Redynamiser le tissu économique local et créer plus d’opportunités pour les jeunes
Par exemple, nous employons directement des jeunes dans des chantiers de construction ou réhabilitation d’infrastructures communautaires (puits, barrages, fixation de dunes, routes rurales, etc.). Cela permet de soutenir l’agriculture et le commerce local. 80 à 90 % de la population locale dépend de l’agriculture, de l’élevage et de la pêche. Pour les producteurs, par exemple, la mise en place de systèmes d’irrigation modernes permet d’augmenter leurs productions.
L’avantage est double : l’accès à la nourriture s’accroît et les agriculteurs augmentent leurs revenus. Autre point positif de ces chantiers de construction : il n’y a plus besoin de quitter le village pour s’approvisionner ou trouver un travail. C’est un revenu régulier pour les jeunes qui peuvent subvenir à leurs besoins alimentaires et non alimentaires. Le montant de leur salaire leur permet aussi de constituer une épargne pour ensuite créer des activités économiques.

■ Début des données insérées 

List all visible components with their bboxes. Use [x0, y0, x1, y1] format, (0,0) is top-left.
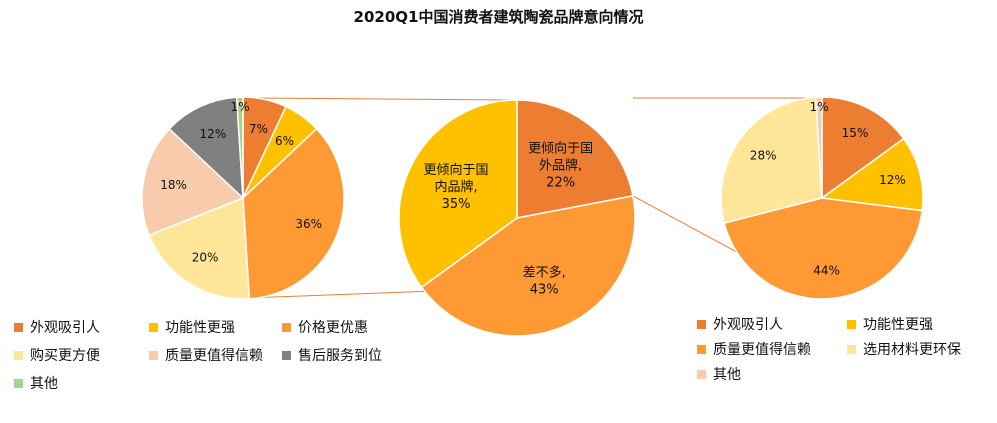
legend0-label-4: 质量更值得信赖 [165, 348, 263, 364]
pie2-label-1: 12% [879, 173, 906, 187]
legend2-item-2: 质量更值得信赖 [697, 339, 811, 359]
legend0-label-6: 其他 [30, 376, 58, 392]
pie1-slice-1 [420, 195, 636, 337]
pie-left: 7% 6% 36% 20% 18% 12% 1% [141, 96, 345, 300]
legend2-label-4: 其他 [713, 367, 741, 383]
pie1-label-1-line-0: 差不多, [523, 264, 566, 280]
pie0-label-2: 36% [295, 217, 322, 231]
legend0-swatch-6 [14, 378, 23, 388]
pie2-slice-1 [820, 137, 924, 212]
legend2-label-0: 外观吸引人 [713, 317, 783, 333]
pie0-label-0: 7% [249, 122, 268, 136]
pie1-label-2-line-0: 更倾向于国 [424, 162, 489, 178]
legend0-swatch-4 [149, 350, 158, 360]
legend2-item-4: 其他 [697, 364, 741, 384]
pie0-label-6: 1% [231, 100, 250, 114]
legend0-item-3: 购买更方便 [14, 345, 100, 365]
pie2-label-4: 1% [810, 100, 829, 114]
pie2-slice-4 [814, 96, 823, 199]
legend2-item-1: 功能性更强 [847, 314, 933, 334]
pie0-label-5: 12% [200, 127, 227, 141]
connector-line-0 [247, 97, 518, 101]
legend0-label-2: 价格更优惠 [298, 320, 368, 336]
pie0-slice-6 [235, 96, 244, 199]
pie0-slice-4 [141, 127, 245, 237]
pie1-label-2-line-2: 35% [442, 197, 471, 212]
legend2-label-3: 选用材料更环保 [863, 342, 961, 358]
chart-title: 2020Q1中国消费者建筑陶瓷品牌意向情况 [353, 8, 644, 26]
legend0-item-1: 功能性更强 [149, 317, 235, 337]
legend2-label-1: 功能性更强 [863, 317, 933, 333]
legend2-item-0: 外观吸引人 [697, 314, 783, 334]
legend0-label-3: 购买更方便 [30, 348, 100, 364]
pie1-label-2-line-1: 内品牌, [434, 179, 477, 195]
pie1-slice-2 [398, 99, 518, 289]
legend0-swatch-1 [149, 322, 158, 332]
legend0-swatch-0 [14, 322, 23, 332]
pie2-slice-0 [821, 96, 905, 200]
legend0-label-0: 外观吸引人 [30, 320, 100, 336]
legend0-swatch-3 [14, 350, 23, 360]
pie2-label-0: 15% [842, 126, 869, 140]
pie2-slice-2 [723, 197, 924, 300]
pie1-label-0-line-0: 更倾向于国 [528, 140, 593, 156]
pie0-label-4: 18% [160, 178, 187, 192]
legend0-item-2: 价格更优惠 [282, 317, 368, 337]
pie1-label-1-line-1: 43% [530, 282, 559, 297]
pie0-label-3: 20% [192, 251, 219, 265]
pie0-slice-3 [148, 196, 251, 300]
legend2-item-3: 选用材料更环保 [847, 339, 961, 359]
pie1-label-0-line-2: 22% [546, 175, 575, 190]
legend2-swatch-4 [697, 369, 706, 379]
pie1-label-0-line-1: 外品牌, [539, 157, 582, 173]
legend0-item-5: 售后服务到位 [282, 345, 382, 365]
pie2-slice-3 [720, 96, 823, 225]
pie0-slice-2 [242, 127, 345, 300]
legend0-item-6: 其他 [14, 373, 58, 393]
legend2-swatch-1 [847, 319, 856, 329]
legend0-label-1: 功能性更强 [165, 320, 235, 336]
pie2-label-2: 44% [813, 264, 840, 278]
legend0-item-4: 质量更值得信赖 [149, 345, 263, 365]
pie2-label-3: 28% [750, 148, 777, 162]
legend2-label-2: 质量更值得信赖 [713, 342, 811, 358]
legend0-swatch-5 [282, 350, 291, 360]
legend2-swatch-0 [697, 319, 706, 329]
legend2-swatch-2 [697, 344, 706, 354]
legend0-label-5: 售后服务到位 [298, 348, 382, 364]
legend2-swatch-3 [847, 344, 856, 354]
pie1-slice-0 [516, 99, 634, 219]
pie0-label-1: 6% [275, 134, 294, 148]
pie0-slice-5 [168, 96, 244, 200]
legend0-swatch-2 [282, 322, 291, 332]
pie-right: 15% 12% 44% 28% 1% [720, 96, 924, 300]
legend0-item-0: 外观吸引人 [14, 317, 100, 337]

Soutenir les jeunes entrepreneurs
Autre exemple, nous accompagnons des jeunes à créer leurs propres activités, suite à une formation professionnelle complète ou par le biais de soutien technique et financier de CARE et d’associations villageoises d’épargne et de crédit que nous créons. Les membres de ces groupes mettent leurs économies en commun pour se faire ensuite des prêts.
« Grâce à ce projet, j’élève maintenant mon bétail : j’achète et je nourris des chèvres et des béliers puis je les vends », explique Abbas. « Avec les bénéfices tirés de la vente, j’ai monté une entreprise de recharge de téléphones portables. » CARE aide en effet les jeunes à diversifier leurs sources de revenus afin qu’ils ne soient pas vulnérables aux crises. Grâce à ces deux emplois, Abbas gagne en moyenne 1 000 NGN par jour.

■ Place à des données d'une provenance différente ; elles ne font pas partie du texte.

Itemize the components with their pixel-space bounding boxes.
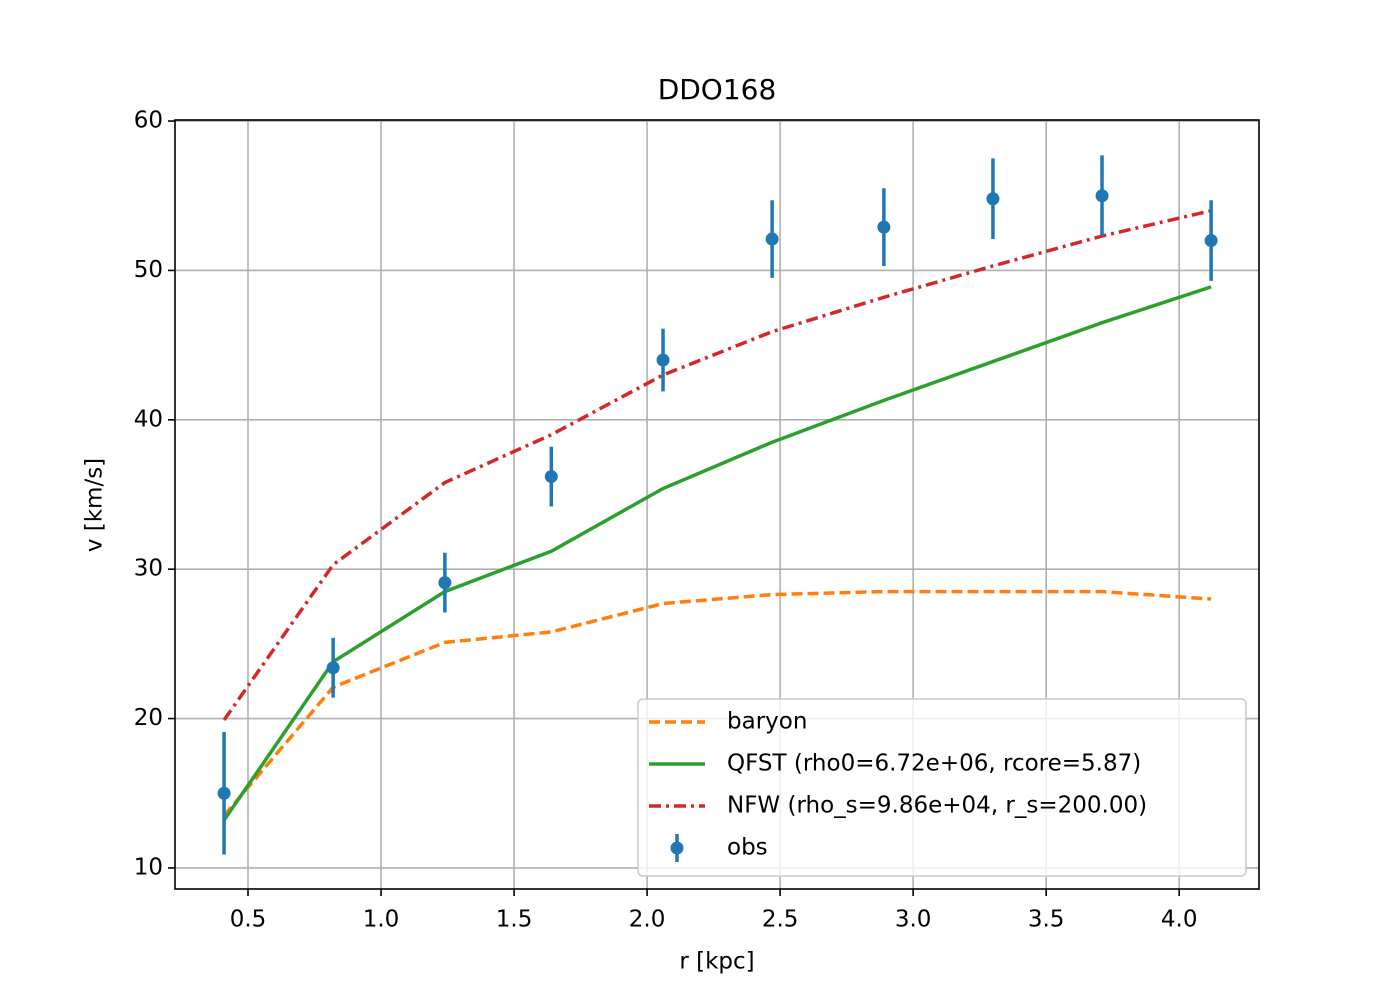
data-point [877,220,891,234]
data-point [986,192,1000,206]
legend-label: NFW (rho_s=9.86e+04, r_s=200.00) [727,793,1147,819]
y-tick-label: 60 [134,108,163,134]
plot-frame [174,119,1260,890]
y-tick-label: 40 [134,406,163,432]
y-tick-label: 20 [134,705,163,731]
x-tick-label: 3.5 [1028,907,1065,933]
data-point [544,470,558,484]
x-axis-label: r [kpc] [679,949,754,975]
legend-label: QFST (rho0=6.72e+06, rcore=5.87) [727,751,1141,777]
x-tick-label: 3.0 [895,907,932,933]
line-series [222,208,1212,722]
y-tick-label: 10 [134,854,163,880]
y-axis-label: v [km/s] [82,458,108,552]
x-tick-label: 1.0 [363,907,400,933]
legend-label: obs [727,835,768,861]
x-tick-label: 1.5 [496,907,533,933]
data-point [217,786,231,800]
chart-title: DDO168 [658,73,777,106]
x-tick-label: 0.5 [230,907,267,933]
line-series [222,285,1212,822]
line-series [222,589,1212,817]
legend-box [637,698,1247,877]
x-tick-label: 4.0 [1161,907,1198,933]
data-point [438,576,452,590]
data-point [1204,234,1218,248]
legend-swatch [670,841,684,855]
y-tick-label: 30 [134,556,163,582]
data-point [656,353,670,367]
x-tick-label: 2.5 [762,907,799,933]
x-tick-label: 2.0 [629,907,666,933]
y-tick-label: 50 [134,257,163,283]
data-point [1095,189,1109,203]
data-point [765,232,779,246]
legend-label: baryon [727,709,807,735]
data-point [326,661,340,675]
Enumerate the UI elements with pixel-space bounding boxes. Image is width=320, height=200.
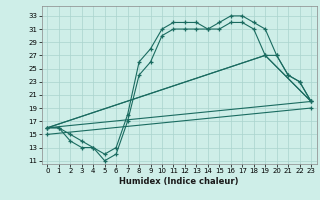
X-axis label: Humidex (Indice chaleur): Humidex (Indice chaleur): [119, 177, 239, 186]
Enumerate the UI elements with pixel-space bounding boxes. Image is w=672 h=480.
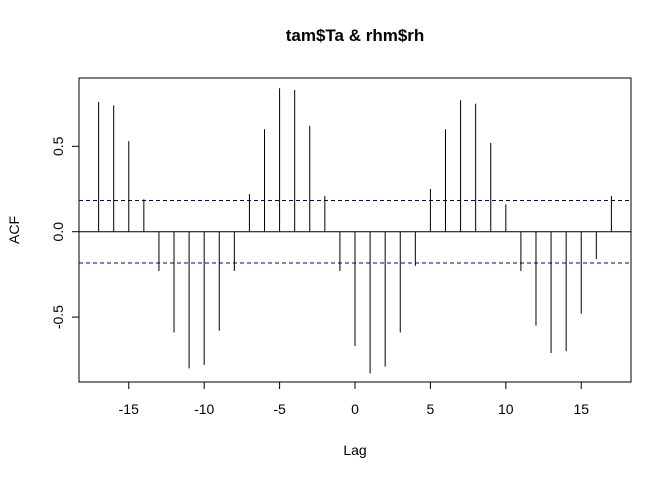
x-tick-label: 5 — [427, 401, 435, 417]
y-tick-label: 0.0 — [50, 222, 66, 242]
x-tick-label: 10 — [498, 401, 514, 417]
y-tick-label: 0.5 — [50, 136, 66, 156]
x-axis-label: Lag — [343, 442, 366, 458]
x-tick-label: -5 — [273, 401, 286, 417]
y-axis-label: ACF — [6, 216, 22, 244]
y-axis: -0.5 0.0 0.5 — [50, 136, 79, 329]
x-tick-label: -15 — [119, 401, 139, 417]
x-tick-label: 0 — [351, 401, 359, 417]
plot-marks — [79, 88, 631, 374]
x-tick-label: -10 — [194, 401, 214, 417]
x-tick-label: 15 — [573, 401, 589, 417]
x-axis: -15 -10 -5 0 5 10 15 — [119, 381, 589, 417]
y-tick-label: -0.5 — [50, 305, 66, 329]
chart-title: tam$Ta & rhm$rh — [286, 26, 425, 45]
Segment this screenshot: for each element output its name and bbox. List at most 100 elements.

"J'ai un moyen de subsistance sur lequel je peux compter, je suis plus stable maintenant, et ma famille peut se nourrir correctement. Et je peux même économiser."
Abbas, 24 ans, au Nigeria.
En savoir plus sur le projet RESILAC : Le projet RESILAC est mis en oeuvre par le Consortium d’Action Contre la faim (chef de file), CARE et le Groupe URD en partenariat avec des organisations nationales et locales, grâce à la contribution financière de l’Union européenne et de l’Agence Française de Développement. Le contenu de cet article relève de la seule responsabilité de CARE et ne reflète pas nécessairement les opinions des bailleurs de fonds.
Sources :
(1) Au 17 janvier 2022, 2,8 millions de déplacé·e·s internes
(2) FAO, Bassin du Lac Tchad: une crise profondément ancrée dans le contexte de la faim, de la pauvreté et de l’absence de développement rural, 2017.
(3) Ibid
(4) Groupe URD, « Approche territoriale en contexte de crise : levier pour le renforcement de la résilience », Mars 2022.